The attendant offered a photo op comparing the giant parallel cable running under the raised floors to connect the various modules of the computer with a modern USB cable -- capable of transferring more data with better reliability than the old cable, at the expense of many orders of magnitude more complexity in the hardware and software that drives it.

Jaeger with an IBM 1401 parallel cable at the Computer History Museum
Jaeger with an IBM 1401 parallel cable at the Computer History Museum

I went through the rest of the museum, which was as I remembered it from two years ago. I couldn't help but notice that the museum's collection drops off around 2000, around the time that I was actually entering the professional workforce making computers my profession not just a hobby. The museum had very little to say about mobile communications (the industry I spent half of my career in), and very little to say about consumer electronics, and only a couple of Palm-centric displays on mobile computing. The only artifact from my old employer Qualcomm was an Omnitracs mounted on the back of a heavily-modified bicycle showing the height of mobile communications in the 1980s. I recognized the distinctive dome immediately and swung around the back of the bike to confirm its identity and get a picture.

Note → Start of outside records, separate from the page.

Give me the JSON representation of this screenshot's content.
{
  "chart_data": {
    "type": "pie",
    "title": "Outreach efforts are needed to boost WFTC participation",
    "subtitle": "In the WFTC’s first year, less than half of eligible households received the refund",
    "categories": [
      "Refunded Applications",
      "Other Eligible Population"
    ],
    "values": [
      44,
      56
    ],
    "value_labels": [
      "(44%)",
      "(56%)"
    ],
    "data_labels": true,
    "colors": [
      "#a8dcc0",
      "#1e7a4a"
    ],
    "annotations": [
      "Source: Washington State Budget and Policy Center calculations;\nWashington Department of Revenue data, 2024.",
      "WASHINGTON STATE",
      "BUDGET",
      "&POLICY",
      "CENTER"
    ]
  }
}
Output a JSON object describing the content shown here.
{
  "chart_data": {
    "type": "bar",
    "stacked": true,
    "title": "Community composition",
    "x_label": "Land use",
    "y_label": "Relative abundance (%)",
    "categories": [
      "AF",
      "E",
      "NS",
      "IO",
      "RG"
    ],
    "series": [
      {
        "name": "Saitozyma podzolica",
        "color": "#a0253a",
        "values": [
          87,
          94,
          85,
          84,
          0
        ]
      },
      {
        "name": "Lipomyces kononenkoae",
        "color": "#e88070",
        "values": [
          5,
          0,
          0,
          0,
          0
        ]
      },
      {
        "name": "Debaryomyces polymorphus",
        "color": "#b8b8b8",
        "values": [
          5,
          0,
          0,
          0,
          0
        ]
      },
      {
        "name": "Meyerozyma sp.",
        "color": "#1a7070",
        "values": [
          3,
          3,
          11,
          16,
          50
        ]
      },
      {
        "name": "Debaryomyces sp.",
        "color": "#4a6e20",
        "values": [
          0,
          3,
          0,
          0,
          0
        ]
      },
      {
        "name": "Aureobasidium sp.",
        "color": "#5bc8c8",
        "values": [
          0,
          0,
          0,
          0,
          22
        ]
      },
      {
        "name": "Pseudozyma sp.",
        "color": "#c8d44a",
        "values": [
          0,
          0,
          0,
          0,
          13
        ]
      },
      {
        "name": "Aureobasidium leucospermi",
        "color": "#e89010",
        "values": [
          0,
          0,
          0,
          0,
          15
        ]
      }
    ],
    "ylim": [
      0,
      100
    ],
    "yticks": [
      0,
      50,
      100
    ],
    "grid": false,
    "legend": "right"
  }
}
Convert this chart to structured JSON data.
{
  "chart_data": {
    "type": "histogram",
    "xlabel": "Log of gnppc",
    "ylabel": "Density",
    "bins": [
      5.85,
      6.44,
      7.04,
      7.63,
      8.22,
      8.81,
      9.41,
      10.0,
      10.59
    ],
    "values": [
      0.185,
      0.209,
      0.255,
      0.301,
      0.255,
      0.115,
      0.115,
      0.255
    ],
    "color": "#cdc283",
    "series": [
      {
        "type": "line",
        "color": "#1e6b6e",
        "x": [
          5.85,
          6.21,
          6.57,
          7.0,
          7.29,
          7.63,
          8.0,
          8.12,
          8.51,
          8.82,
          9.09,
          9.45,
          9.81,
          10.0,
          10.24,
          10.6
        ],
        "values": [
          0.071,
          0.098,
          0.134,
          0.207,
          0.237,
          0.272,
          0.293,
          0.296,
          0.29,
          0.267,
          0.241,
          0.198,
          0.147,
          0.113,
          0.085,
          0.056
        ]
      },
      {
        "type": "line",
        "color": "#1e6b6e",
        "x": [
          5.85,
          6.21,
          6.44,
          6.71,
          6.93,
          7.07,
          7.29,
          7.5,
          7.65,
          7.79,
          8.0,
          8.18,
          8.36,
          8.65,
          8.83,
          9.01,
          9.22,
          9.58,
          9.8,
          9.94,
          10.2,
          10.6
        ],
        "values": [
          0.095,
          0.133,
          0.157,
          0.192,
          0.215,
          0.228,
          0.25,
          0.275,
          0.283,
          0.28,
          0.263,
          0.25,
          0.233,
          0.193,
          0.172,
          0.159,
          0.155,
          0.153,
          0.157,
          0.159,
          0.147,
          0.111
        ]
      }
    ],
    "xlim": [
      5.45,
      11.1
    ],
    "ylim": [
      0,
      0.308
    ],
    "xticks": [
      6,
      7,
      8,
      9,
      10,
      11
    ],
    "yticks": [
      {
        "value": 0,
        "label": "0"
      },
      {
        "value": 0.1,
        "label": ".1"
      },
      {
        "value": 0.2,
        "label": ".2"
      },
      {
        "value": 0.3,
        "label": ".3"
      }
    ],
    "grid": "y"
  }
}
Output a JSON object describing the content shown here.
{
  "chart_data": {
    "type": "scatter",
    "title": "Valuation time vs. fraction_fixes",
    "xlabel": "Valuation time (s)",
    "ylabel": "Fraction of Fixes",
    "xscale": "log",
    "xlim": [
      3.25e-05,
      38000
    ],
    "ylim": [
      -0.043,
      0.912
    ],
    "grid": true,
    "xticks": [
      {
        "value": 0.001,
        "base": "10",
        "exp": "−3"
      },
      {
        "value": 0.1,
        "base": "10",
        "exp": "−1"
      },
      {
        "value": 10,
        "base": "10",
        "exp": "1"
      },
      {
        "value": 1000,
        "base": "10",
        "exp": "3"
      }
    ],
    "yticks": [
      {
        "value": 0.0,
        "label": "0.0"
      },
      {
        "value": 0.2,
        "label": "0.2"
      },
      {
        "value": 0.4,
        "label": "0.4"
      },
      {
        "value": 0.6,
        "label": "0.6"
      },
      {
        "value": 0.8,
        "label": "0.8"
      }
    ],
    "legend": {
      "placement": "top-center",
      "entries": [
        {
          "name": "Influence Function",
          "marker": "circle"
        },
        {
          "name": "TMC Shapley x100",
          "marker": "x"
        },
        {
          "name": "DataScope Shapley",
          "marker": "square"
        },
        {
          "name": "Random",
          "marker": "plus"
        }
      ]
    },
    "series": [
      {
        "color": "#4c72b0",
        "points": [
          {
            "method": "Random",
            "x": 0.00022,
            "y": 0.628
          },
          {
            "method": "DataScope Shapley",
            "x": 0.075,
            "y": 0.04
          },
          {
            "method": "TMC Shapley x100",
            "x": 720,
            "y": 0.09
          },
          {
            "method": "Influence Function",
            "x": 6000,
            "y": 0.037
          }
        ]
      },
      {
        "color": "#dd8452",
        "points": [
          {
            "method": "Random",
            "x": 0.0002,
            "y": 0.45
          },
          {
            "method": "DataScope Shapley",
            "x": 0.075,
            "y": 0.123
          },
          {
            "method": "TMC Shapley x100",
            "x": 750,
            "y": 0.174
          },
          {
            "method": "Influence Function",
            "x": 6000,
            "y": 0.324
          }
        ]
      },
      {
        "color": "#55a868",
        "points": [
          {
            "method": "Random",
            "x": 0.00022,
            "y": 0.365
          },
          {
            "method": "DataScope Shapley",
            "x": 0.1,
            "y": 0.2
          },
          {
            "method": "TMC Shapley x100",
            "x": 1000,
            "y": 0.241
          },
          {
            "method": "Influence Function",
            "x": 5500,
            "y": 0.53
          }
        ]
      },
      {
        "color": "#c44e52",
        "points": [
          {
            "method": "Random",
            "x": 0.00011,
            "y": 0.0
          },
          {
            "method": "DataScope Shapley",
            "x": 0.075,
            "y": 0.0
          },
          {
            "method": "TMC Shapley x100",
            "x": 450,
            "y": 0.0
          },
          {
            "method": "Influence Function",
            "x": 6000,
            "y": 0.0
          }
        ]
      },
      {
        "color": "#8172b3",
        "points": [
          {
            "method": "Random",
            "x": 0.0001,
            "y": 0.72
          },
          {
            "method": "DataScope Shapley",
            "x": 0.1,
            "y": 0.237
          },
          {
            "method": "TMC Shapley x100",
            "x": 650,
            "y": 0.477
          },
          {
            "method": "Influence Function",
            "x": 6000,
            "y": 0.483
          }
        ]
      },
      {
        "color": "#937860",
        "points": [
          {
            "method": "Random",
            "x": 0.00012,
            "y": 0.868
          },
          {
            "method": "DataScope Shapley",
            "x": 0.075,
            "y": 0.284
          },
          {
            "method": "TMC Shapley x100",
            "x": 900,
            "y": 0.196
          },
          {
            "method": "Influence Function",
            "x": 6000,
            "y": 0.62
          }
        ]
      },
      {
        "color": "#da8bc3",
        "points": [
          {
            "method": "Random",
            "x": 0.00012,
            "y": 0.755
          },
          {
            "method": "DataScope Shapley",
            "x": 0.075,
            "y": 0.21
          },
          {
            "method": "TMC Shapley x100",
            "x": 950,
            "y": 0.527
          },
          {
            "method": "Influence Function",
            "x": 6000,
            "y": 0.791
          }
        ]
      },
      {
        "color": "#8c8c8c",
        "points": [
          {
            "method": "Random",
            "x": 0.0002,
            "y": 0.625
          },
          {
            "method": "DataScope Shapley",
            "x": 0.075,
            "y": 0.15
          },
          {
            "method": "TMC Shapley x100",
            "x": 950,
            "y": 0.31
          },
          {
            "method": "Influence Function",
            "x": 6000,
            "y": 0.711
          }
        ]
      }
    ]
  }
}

Qualcomm Omnitracs at the Computer History Museum
Qualcomm Omnitracs at the Computer History Museum

(My current employer was also poorly-represented but did at least have an old server rack from its early days as an upstart search engine.)

I left the museum (having avoided being paged) and drove to Palo Alto Baylands, bordering San Francisco Bay in front of the eponymous city. This was one of the places I remember visiting as a kid living in the Bay Area on Sabbath afternoons, and I remember falling off the boardwalk into the shallow bay below, requiring my father to fish me out of the water and take me home for a bath.

Duck pond at Palo Alto Baylands
Duck pond at Palo Alto Baylands

I parked at the Duck Pond, where memories from my only other visit to Baylands as an adult six years ago overwhelmed any possible memory of visiting the duck pond as a kid, and walked towards the nature center, heading for the boardwalk leading out into the marshes at this end of the bay.

Boardwalk with the Dumbarton Bridge in the distance
Boardwalk with the Dumbarton Bridge in the distance

Since my last visit six years ago, the boardwalk had collapsed somewhere around the middle, where pickleweed had grown through the gaping hole left in the walkway.

Jaeger at Palo Alto Baylands
Jaeger at Palo Alto Baylands

Even with the boardwalk closed I could see the Dumbarton Bridge, the power lines looming overhead, and the bay stretching towards the horizon below the East Bay hills, now "golden" with dry grass in the summer heat.

Nature center at Palo Alto Baylands
Nature center at Palo Alto Baylands

I walked to the small pier dedicated to human powered boats at the end of the peninsula stretching out in the marsh, currently being used by windsurfers (and filed it away as a potential kayak launch, in the event that I ever find myself looking for a place to launch a kayak in this part of San Francisco Bay).

I was happy to have the opportunity to visit Palo Alto Baylands one last time before I left, connecting my childhood memories with my last visit six years ago.

Boardwalk under power lines
Boardwalk under power lines

My social media posts from the peninsula caught the attention of my former Qualcomm coworker Rahul, who now lives in Mountain View and works at Apple. I drove back to Mountain View to meet him, and ate supper with him and his wife Rachel at Biryaniz, a restaurant serving biryani. We ordered several veg dishes more-or-less at random, which turned out to be quite good, and capped off the evening before driving back home to San Francisco.

My only page on my last day as SRE on-call for App Engine was in the morning, when a flaky prober incorrectly identified an error condition that didn't exist. All I had to do was restart the job and the error went away. (I did take the opportunity to mention the page on the bug tracking the open issue.) When my shift ended at 22:00 I sent my last hand-off e-mail, formally giving my counterpart in London the pager, and took the opportunity to bid my team farewell and wish them luck as they carry on after me.